The fear response was 60 per cent lower in participants who had doxycycline in the first session compared to those who had the placebo, suggesting that the fear memory was significantly suppressed by the drug. Other cognitive measures including sensory memory and attention were not affected.
"When we talk about reducing fear memory, we are not talking about deleting the memory of what actually happened," explained, lead author professor Dominik Bach.
"The participants may not forget that they received a shock when the screen was red, but they 'forget' to be instinctively scared when they next see a red screen. Learning to fear threats is an important ability for any organism, helping us to avoid dangers such as predators. Over-prediction of threat, however, can cause tremendous suffering and distress in anxiety disorders such as PTSD."

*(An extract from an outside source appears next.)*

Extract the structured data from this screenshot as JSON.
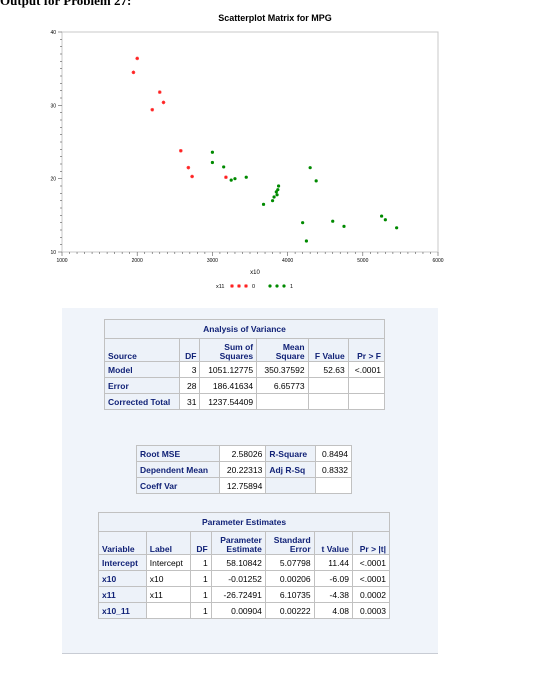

Post-traumatic stress disorder (PTSD) is a term for a broad range of psychological symptoms that can develop after someone experiences or witnesses a traumatic event. PTSD is caused by an overactive fear memory, and the new research shows that doxycycline can reduce the fear memory response in healthy volunteers.
"We have demonstrated a proof-of-principle for an entirely new treatment strategy for PTSD," explained Bach. "The theory is based on the recent discovery that our brains need proteins outside nerve cells, called matrix enzymes, to form memories. Matrix enzymes are found throughout the body, and their over-activity is involved in certain immune diseases and cancers. To treat such diseases, we already have clinically approved drugs that block these enzymes, including the antibiotic doxycycline, so we wanted to see if they could help to prevent fear memories from forming in the brain. Our results support this theory, opening up an exciting avenue of research that might help us to find treatments for PTSD.
"Using drugs to prevent PTSD would be challenging, since in the real world we don't know when a traumatic event is about to occur. However, there is growing evidence that people's memories and associations can be changed after the event when they experience or imagine similar situations. This is called 'reconsolidation', and we now plan to test the effect of doxycycline on reconsolidation of fear memories. If this is successful, we would hope to apply the technique to more clinically realistic models of PTSD within a few years."
The work was supported by the Swiss National Science Foundation, University of Zurich and Wellcome.